By Brittany King / Photo by Jen Tilley

On Valentine’s Day in 2011, Zainab Mansaray-Storms ’09 set out to bake a cake for her fiancé. The doctoral student in neuroscience was looking to relieve some stress and surprise her partner. Unfortunately, what started as a sweet gesture for a loved one, ended in disaster. She had overfilled the baking pan. “The cake exploded and there was red food coloring everywhere,” she recalls.

Mansaray-Storms didn’t let the mess she made deter her. Instead, she took a baking class, then a cake-decorating class, and once she’d learned the basics, she decided to give baking another try. Not everything she baked was a success, but as a student in a challenging neuroscience program at Upstate Medical University in Syracuse, N.Y., she was looking for a hobby that engaged a different part of her brain.

She began documenting her baking attempts on her blog, A Classic Twist (aclassictwist.com) showing what recipes worked well and which fell flat (or exploded). The site is filled with recipes that are familiar and easy to follow, often including step-by-step pictures. “I was sharing my life and newfound love for baking, and it became a community of people who loved baking or who were also learning to bake,” she says. “It made me feel like I wasn’t alone.” Twelve years later, she has plenty of company: A Classic Twist draws 200,000 monthly visitors, and Mansaray-Storms has turned it into a business. She monetizes the blog through ads on her site and partnerships with food and kitchen brands like King Arthur, KitchenAid and Bob’s Red Mill.

A native of Sierra Leone in western Africa, she didn’t grow up baking. She got curious about it at Macalester when she noticed that her peers would regularly receive care packages from home, something she didn’t receive often as an international student. She remembers her classmates opening their packages together and sharing what was inside. “Those boxes always had baked goods from home—chocolate-chip cookies and other comfort food—and I started to realize baked goods are integral to American culture and society.”

Mansaray-Storms arrived at Macalester with her heart set on becoming a doctor, but classes with biology professors Lin Aanonsen and Paul Overvoorde shifted her interest to scientific research.

“They had a passion for what they were teaching and gave me a good idea of what type of path I could take with science beyond going to medical school,” she says. “They encouraged me to go to grad school versus med school because of the opportunities I’d have as an immigrant studying in America. I could go the academic route or do scientific research for drugs.

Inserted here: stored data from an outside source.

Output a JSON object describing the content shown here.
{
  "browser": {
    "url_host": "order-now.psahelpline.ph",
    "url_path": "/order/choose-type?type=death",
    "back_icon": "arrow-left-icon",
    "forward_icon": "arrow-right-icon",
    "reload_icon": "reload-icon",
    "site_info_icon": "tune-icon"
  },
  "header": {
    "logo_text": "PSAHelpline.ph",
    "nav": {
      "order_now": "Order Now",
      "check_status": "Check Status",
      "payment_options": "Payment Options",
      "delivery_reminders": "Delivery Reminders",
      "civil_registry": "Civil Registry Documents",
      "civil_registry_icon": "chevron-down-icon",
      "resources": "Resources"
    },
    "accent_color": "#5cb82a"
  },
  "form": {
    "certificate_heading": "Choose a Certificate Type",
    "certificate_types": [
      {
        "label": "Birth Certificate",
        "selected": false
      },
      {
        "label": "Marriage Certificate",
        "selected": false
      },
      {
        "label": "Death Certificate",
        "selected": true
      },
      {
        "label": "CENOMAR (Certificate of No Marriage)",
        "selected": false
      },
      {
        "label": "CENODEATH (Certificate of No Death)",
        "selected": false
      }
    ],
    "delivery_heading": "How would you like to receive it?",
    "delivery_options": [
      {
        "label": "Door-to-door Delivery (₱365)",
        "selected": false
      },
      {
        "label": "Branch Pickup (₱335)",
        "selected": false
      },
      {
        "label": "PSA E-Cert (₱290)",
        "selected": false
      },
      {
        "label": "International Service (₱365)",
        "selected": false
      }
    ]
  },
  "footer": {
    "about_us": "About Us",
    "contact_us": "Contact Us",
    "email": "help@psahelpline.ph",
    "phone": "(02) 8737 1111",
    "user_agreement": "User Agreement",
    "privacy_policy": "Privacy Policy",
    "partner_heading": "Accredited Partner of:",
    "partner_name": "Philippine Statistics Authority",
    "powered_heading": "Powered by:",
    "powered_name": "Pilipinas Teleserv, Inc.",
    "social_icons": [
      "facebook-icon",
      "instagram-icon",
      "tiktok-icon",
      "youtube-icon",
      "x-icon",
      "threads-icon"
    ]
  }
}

I picked this path because it was closer to the patient.”

After earning her PhD, she began her pharmaceutical career, making medicines and submitting them to the Food and Drug Administration (FDA). Now, she’s on the other side of the industry as a regulatory scientist for the FDA. For the past two years, she has reviewed biologics license applications submitted to the FDA for different drugs. She thinks of that shift as a way to live the values she cultivated at Macalester.

“I wanted to do something that would make an impact on people,” she says. “I know people don’t always think of big pharmaceutical as having a positive impact, but working in this way allows me to be closer to patients, bringing lifesaving medicine to those who need it.”

There’s not much crossover between her day job and her work as a content creator—and she likes it that way. The jobs allow her to tap into different skills and fulfill her in different ways.

“If you’re not getting that creative outlet or passion from your job, you must find it outside of that job; it’ll make you a more well-rounded person,” she says. “It makes you a better employee because you have these other things that drive you and keep you going.”

Most seasoned bakers will tell you baking is a science, but Mansaray-Storms pushes back on that. For her, the “science” of baking isn’t about precise measurements, it’s about experimenting with new flavors, incorporating traditional African flavors she grew up with like coconut, mango, hibiscus, and passionfruit into quintessential American dishes. Like her coconut banana cream pie recipe that takes a beloved classic and adds unexpected coconut sweetness to the crust and filling. It’s that kind of adventurousness that has become integral to her brand.

“I always start by making the recipe as written, then I begin to experiment adding or changing one or two ingredients and building from there,” she says of her recipe creation process. She takes inspiration from cookbooks and magazines as well as “OG” baking influencers and recipe bloggers like Joy the Baker and Smitten Kitchen. “I like experimenting, so I guess that’s the scientific connection. It doesn’t always work, but I like trying.”

When Mansaray-Storms first started A Classic Twist, she did it all: photography, food styling, writing blog posts and social media captions. Now the neuroscientist and mother of two has a team of people behind her 140,000 (and counting) followers on social media.

“I keep going because I want to teach my kids. I want to ensure they experience these milestones that are hallmarks in American culture,” she says. “It’s crazy to think this all unexpectedly started at Macalester. I’ll always be grateful for that.”

Brittany King is a Chicago-based writer and independent journalist.